Asp di Reggio Calabria. I commissari straordinari si arrendono e dichiarano il dissesto

Asp di Reggio Calabria. I commissari straordinari si arrendono e dichiarano il dissesto

Asp di Reggio Calabria. I commissari straordinari si arrendono e dichiarano il dissesto
Una iniziativa che appare necessaria “nell’interesse dell’Asp” e che nasce dalla volontà di “evitare ulteriori penalizzanti aggravi debitori e rilessi sulla collettività in termini di servizi pubblici sanitari da erogare”, spiegano nell’atto i commissari Giovanni Meloni, Maria Carolina Ippolito e Domenico Giordano. Il debito della Asp ammonterebbe a circa 400 mln di euro. I pignoramenti a suo carico a circa 250 mln.

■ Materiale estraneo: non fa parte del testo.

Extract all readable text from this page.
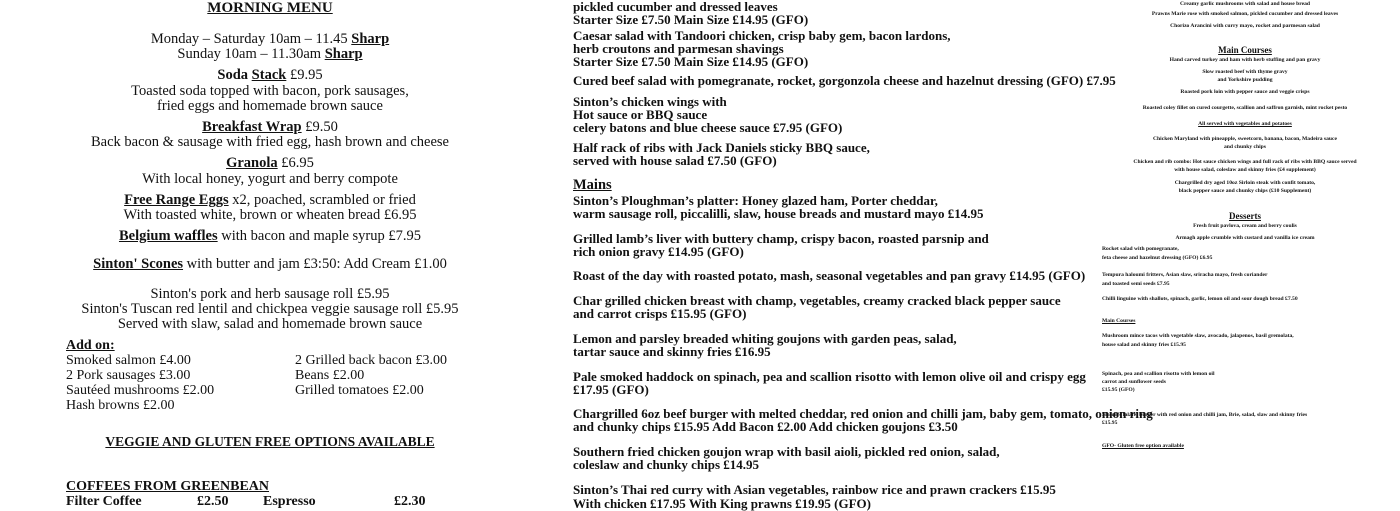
MORNING MENU
Monday – Saturday 10am – 11.45 Sharp
Sunday 10am – 11.30am Sharp
Soda Stack £9.95
Toasted soda topped with bacon, pork sausages,
fried eggs and homemade brown sauce
Breakfast Wrap £9.50
Back bacon & sausage with fried egg, hash brown and cheese
Granola £6.95
With local honey, yogurt and berry compote
Free Range Eggs x2, poached, scrambled or fried
With toasted white, brown or wheaten bread £6.95
Belgium waffles with bacon and maple syrup £7.95
Sinton' Scones with butter and jam £3:50: Add Cream £1.00
Sinton's pork and herb sausage roll £5.95
Sinton's Tuscan red lentil and chickpea veggie sausage roll £5.95
Served with slaw, salad and homemade brown sauce
Add on:
Smoked salmon £4.00
2 Pork sausages £3.00
Sautéed mushrooms £2.00
Hash browns £2.00
2 Grilled back bacon £3.00
Beans £2.00
Grilled tomatoes £2.00
VEGGIE AND GLUTEN FREE OPTIONS AVAILABLE
COFFEES FROM GREENBEAN
Filter Coffee	£2.50 Espresso	£2.30
pickled cucumber and dressed leaves
Starter Size £7.50 Main Size £14.95 (GFO)
Caesar salad with Tandoori chicken, crisp baby gem, bacon lardons,
herb croutons and parmesan shavings
Starter Size £7.50 Main Size £14.95 (GFO)
Cured beef salad with pomegranate, rocket, gorgonzola cheese and hazelnut dressing (GFO) £7.95
Sinton’s chicken wings with
Hot sauce or BBQ sauce
celery batons and blue cheese sauce £7.95 (GFO)
Half rack of ribs with Jack Daniels sticky BBQ sauce,
served with house salad £7.50 (GFO)
Mains
Sinton’s Ploughman’s platter: Honey glazed ham, Porter cheddar,
warm sausage roll, piccalilli, slaw, house breads and mustard mayo £14.95
Grilled lamb’s liver with buttery champ, crispy bacon, roasted parsnip and
rich onion gravy £14.95 (GFO)
Roast of the day with roasted potato, mash, seasonal vegetables and pan gravy £14.95 (GFO)
Char grilled chicken breast with champ, vegetables, creamy cracked black pepper sauce
and carrot crisps £15.95 (GFO)
Lemon and parsley breaded whiting goujons with garden peas, salad,
tartar sauce and skinny fries £16.95
Pale smoked haddock on spinach, pea and scallion risotto with lemon olive oil and crispy egg
£17.95 (GFO)
Chargrilled 6oz beef burger with melted cheddar, red onion and chilli jam, baby gem, tomato, onion ring
and chunky chips £15.95 Add Bacon £2.00 Add chicken goujons £3.50
Southern fried chicken goujon wrap with basil aioli, pickled red onion, salad,
coleslaw and chunky chips £14.95
Sinton’s Thai red curry with Asian vegetables, rainbow rice and prawn crackers £15.95
With chicken £17.95 With King prawns £19.95 (GFO)
Creamy garlic mushrooms with salad and house bread
Prawns Marie rose with smoked salmon, pickled cucumber and dressed leaves
Chorizo Arancini with curry mayo, rocket and parmesan salad
Main Courses
Hand carved turkey and ham with herb stuffing and pan gravy
Slow roasted beef with thyme gravy
and Yorkshire pudding
Roasted pork loin with pepper sauce and veggie crisps
Roasted coley fillet on cured courgette, scallion and saffron garnish, mint rocket pesto
All served with vegetables and potatoes
Chicken Maryland with pineapple, sweetcorn, banana, bacon, Madeira sauce
and chunky chips
Chicken and rib combo: Hot sauce chicken wings and full rack of ribs with BBQ sauce served
with house salad, coleslaw and skinny fries (£4 supplement)
Chargrilled dry aged 10oz Sirloin steak with confit tomato,
black pepper sauce and chunky chips (£10 Supplement)
Desserts
Fresh fruit pavlova, cream and berry coulis
Armagh apple crumble with custard and vanilla ice cream
Rocket salad with pomegranate,
feta cheese and hazelnut dressing (GFO) £6.95
Tempura haloumi fritters, Asian slaw, sriracha mayo, fresh coriander
and toasted semi seeds £7.95
Chilli linguine with shallots, spinach, garlic, lemon oil and sour dough bread £7.50
Main Courses
Mushroom mince tacos with vegetable slaw, avocado, jalapenos, basil gremolata,
house salad and skinny fries £15.95
Spinach, pea and scallion risotto with lemon oil
carrot and sunflower seeds
£15.95 (GFO)
Sinton’s falafel burger with red onion and chilli jam, Brie, salad, slaw and skinny fries
£15.95
GFO- Gluten free option available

LA DELIBERAZIONE

Non ci sono più margini di manovra per salvare la Asp di Reggio Calabria. Dichiarare il “dissesto” è dunque necessario. “Nell’interesse della Asl” e per “evitare ulteriori penalizzanti aggravi debitori e rilessi sulla collettività in termini di servizi pubblici sanitari da erogare”. Sono le parole che chiudono la deliberazione, pubblicata sull'Albo pretorio della Asp, con cui i commissari straordinari dell’Asp di Reggio Calabria, Giovanni Meloni, Maria Carolina Ippolito e Domenico Giordano, chiedono al commissario ad acta, Saverio Cotticelli, di attivare la procedura di dissesto per l’Asp, dopo lo scioglimento per infiltrazioni mafiose deliberato nei mesi scorsi dal Consiglio dei Ministri.

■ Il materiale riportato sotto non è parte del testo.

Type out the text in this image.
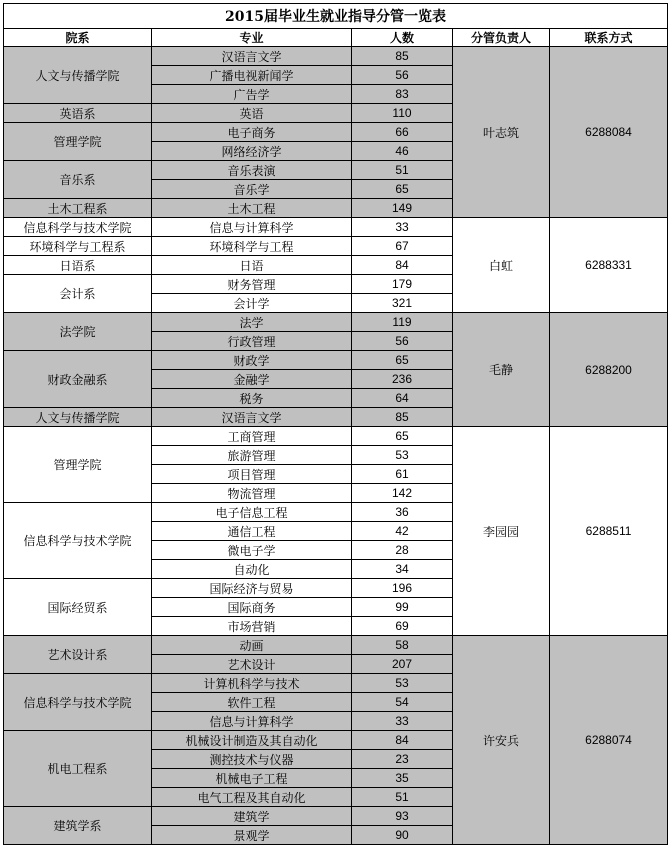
2015届毕业生就业指导分管一览表				
院系	专业	人数	分管负责人	联系方式
人文与传播学院	汉语言文学	85	叶志筑	6288084
	广播电视新闻学	56		
	广告学	83		
英语系	英语	110		
管理学院	电子商务	66		
	网络经济学	46		
音乐系	音乐表演	51		
	音乐学	65		
土木工程系	土木工程	149		
信息科学与技术学院	信息与计算科学	33	白虹	6288331
环境科学与工程系	环境科学与工程	67		
日语系	日语	84		
会计系	财务管理	179		
	会计学	321		
法学院	法学	119	毛静	6288200
	行政管理	56		
财政金融系	财政学	65		
	金融学	236		
	税务	64		
人文与传播学院	汉语言文学	85		
管理学院	工商管理	65	李园园	6288511
	旅游管理	53		
	项目管理	61		
	物流管理	142		
信息科学与技术学院	电子信息工程	36		
	通信工程	42		
	微电子学	28		
	自动化	34		
国际经贸系	国际经济与贸易	196		
	国际商务	99		
	市场营销	69		
艺术设计系	动画	58	许安兵	6288074
	艺术设计	207		
信息科学与技术学院	计算机科学与技术	53		
	软件工程	54		
	信息与计算科学	33		
机电工程系	机械设计制造及其自动化	84		
	测控技术与仪器	23		
	机械电子工程	35		
	电气工程及其自动化	51		
建筑学系	建筑学	93		
	景观学	90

Nell’atto in cui motivano la proposta di dissesto, i commissari parlano di “reiterate irregolarità nella gestione dei bilanci” e “una manifesta e reiterata incapacità di gestione”, del “costante superamento dei limini annuali di spesa…con la conseguente, indebita erogazione di risorse finanziarie”. Di “gravi inadempienze dell’Azienda che ha sistematicamente omesso di richiedere le prescritte certificazioni antimafia procedendo alla stipula di contratti per importi anche rilevanti, con imprese in stato di amministrazione giudiziaria o già destinatarie di interdittive antimafia, alcune delle quali confermate in via definitiva dal giudice amministrativo”, nonché la omessa approvazione dei bilanci a decorrere dal 2013, la mancata tenuta di scritture contabili obbligatorie” e “una ingente esposizione debitoria aggravata dall’incapacità dell’’azienda di avere esatta contezza dei debiti pregressi e di provvedere tempestivamente al pagamento degli stessi”.

A questo si aggiunge una situazione organizzativa e strutturale assolutamente inadeguata: “il personale presenta gravissimi deficit di personale, in particolare sanitario”, rilevano i commissari, mentre “persiste la necessità di investimenti per interventi infrastrutturale e per l’acquisizione di materiale di diagnostica medica stante la vetustà di quelli esistenti”.

Una situazione, insomma, disastrosa. Nell’ambito della quale, secondo i dati scritti nell’atto, si registrano debiti per circa 400 milioni di euro e circa 250 milioni di atti introduttivi di contenzioso, decreti ingiuntivi e pignoramenti depositati all’ufficio legale.
 
Per questi motivi, la Commissione straordinaria ritiene che la dichiarazione di dissesto finanziario sia l’unica strada a questo punto percorribile.